Assault charges often arise from chaotic, fast-moving situations: a bar confrontation, a fight that someone else started, a moment of self-defense that the police saw only after the fact. The problem is that the charge you face can range from a misdemeanor to a felony carrying years in prison, and the line between them is thin. Over more than 50 trials as lead counsel, I've seen how often these cases are over-charged, and how much a strong defense can change.
How Montana Classifies Assault
- Assault (§ 45-5-201), a misdemeanor; purposely or knowingly causing bodily injury, or causing reasonable apprehension of bodily injury.
- Aggravated assault (§ 45-5-202), a felony; purposely or knowingly causing serious bodily injury.
- Assault with a weapon (§ 45-5-210), a felony; causing bodily injury or apprehension with a weapon.
- PFMA (§ 45-5-206), assault against a partner or family member, charged separately.
Whether your case is a misdemeanor or a felony usually comes down to the severity of any injury and whether a weapon was involved, which is exactly why the details of what happened are worth fighting over.
Self-Defense in Montana
Montana law gives you the right to defend yourself and others.
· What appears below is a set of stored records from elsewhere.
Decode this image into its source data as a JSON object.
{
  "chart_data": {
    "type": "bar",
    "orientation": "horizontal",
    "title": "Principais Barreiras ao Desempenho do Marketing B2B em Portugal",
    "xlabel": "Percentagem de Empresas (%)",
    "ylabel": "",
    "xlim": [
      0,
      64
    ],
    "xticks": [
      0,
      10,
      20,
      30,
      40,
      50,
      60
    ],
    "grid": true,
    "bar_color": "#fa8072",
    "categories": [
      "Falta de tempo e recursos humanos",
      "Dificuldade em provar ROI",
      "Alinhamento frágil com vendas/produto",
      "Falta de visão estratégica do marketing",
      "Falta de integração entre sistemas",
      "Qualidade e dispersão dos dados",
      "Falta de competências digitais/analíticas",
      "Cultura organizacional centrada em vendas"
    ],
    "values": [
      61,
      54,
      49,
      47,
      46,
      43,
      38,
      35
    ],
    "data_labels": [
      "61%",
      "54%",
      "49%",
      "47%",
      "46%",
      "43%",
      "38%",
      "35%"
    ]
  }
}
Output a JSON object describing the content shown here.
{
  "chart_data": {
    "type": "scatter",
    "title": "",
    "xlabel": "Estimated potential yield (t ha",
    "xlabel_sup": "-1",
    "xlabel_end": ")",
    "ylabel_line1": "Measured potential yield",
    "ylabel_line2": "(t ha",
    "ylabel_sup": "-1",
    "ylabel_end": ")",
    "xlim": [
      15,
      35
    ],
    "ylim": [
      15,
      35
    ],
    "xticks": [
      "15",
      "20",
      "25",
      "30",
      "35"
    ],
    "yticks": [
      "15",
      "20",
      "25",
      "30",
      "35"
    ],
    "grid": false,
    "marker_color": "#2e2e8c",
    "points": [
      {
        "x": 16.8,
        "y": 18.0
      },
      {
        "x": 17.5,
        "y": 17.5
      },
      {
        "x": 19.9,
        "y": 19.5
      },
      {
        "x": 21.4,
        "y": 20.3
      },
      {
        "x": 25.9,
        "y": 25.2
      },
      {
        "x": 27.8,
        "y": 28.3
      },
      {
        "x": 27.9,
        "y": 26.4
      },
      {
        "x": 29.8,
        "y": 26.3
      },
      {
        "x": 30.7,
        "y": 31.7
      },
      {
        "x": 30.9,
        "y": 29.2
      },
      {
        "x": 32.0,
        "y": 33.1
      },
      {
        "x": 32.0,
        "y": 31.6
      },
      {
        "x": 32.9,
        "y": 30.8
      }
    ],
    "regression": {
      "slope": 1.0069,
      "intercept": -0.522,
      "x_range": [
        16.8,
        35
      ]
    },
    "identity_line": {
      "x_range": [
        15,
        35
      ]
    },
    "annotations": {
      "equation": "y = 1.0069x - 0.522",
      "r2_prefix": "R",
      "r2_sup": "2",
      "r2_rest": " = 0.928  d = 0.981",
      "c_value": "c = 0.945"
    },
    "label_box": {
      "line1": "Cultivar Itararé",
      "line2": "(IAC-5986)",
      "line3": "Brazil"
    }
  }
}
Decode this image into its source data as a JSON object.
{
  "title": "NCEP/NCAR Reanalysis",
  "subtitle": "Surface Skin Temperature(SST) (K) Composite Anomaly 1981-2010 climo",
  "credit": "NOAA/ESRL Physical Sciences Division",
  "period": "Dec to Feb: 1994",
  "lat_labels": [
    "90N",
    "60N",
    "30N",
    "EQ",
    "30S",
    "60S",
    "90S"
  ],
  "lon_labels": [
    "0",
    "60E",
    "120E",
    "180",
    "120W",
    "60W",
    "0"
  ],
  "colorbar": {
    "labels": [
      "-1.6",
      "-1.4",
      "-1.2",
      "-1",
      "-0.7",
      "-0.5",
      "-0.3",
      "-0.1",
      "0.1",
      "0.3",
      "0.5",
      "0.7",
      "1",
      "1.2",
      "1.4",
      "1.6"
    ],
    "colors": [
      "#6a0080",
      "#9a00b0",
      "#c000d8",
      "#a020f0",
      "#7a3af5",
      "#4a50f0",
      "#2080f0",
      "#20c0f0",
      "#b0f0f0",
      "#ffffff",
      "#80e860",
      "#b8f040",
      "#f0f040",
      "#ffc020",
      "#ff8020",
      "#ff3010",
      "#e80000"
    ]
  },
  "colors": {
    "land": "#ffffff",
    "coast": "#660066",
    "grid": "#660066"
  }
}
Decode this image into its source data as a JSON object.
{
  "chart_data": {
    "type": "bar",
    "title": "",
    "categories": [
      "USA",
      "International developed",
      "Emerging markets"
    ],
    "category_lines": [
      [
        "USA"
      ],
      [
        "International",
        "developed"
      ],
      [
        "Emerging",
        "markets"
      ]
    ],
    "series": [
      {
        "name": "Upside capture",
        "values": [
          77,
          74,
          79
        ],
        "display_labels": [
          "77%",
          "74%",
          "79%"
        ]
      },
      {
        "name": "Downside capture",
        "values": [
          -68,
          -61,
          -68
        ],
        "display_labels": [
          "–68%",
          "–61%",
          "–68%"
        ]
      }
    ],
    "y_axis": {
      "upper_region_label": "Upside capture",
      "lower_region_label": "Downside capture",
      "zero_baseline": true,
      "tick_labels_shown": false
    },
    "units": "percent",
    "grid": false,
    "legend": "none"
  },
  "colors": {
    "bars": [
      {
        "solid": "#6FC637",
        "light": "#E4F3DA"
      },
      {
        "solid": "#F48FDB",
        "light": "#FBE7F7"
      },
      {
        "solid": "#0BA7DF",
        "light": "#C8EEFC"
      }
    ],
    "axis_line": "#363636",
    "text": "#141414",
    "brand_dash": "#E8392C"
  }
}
When you reasonably believe force is necessary to prevent harm, that use of force can be justified, and self-defense, if it applies, is a complete defense to an assault charge. We build these defenses with evidence: witness accounts, surveillance or phone video, the nature and location of injuries, and the full context the police report often leaves out.
How A&M Law Defends Assault Cases
We reconstruct the incident from the ground up: who escalated, what was reasonably feared, and whether the State can actually prove intent and injury beyond a reasonable doubt. From there we pursue the right outcome: a self-defense acquittal, a reduction from felony to misdemeanor, or a dismissal where the evidence doesn't hold. Every case is prepared for trial, which is what gives us leverage at every earlier stage.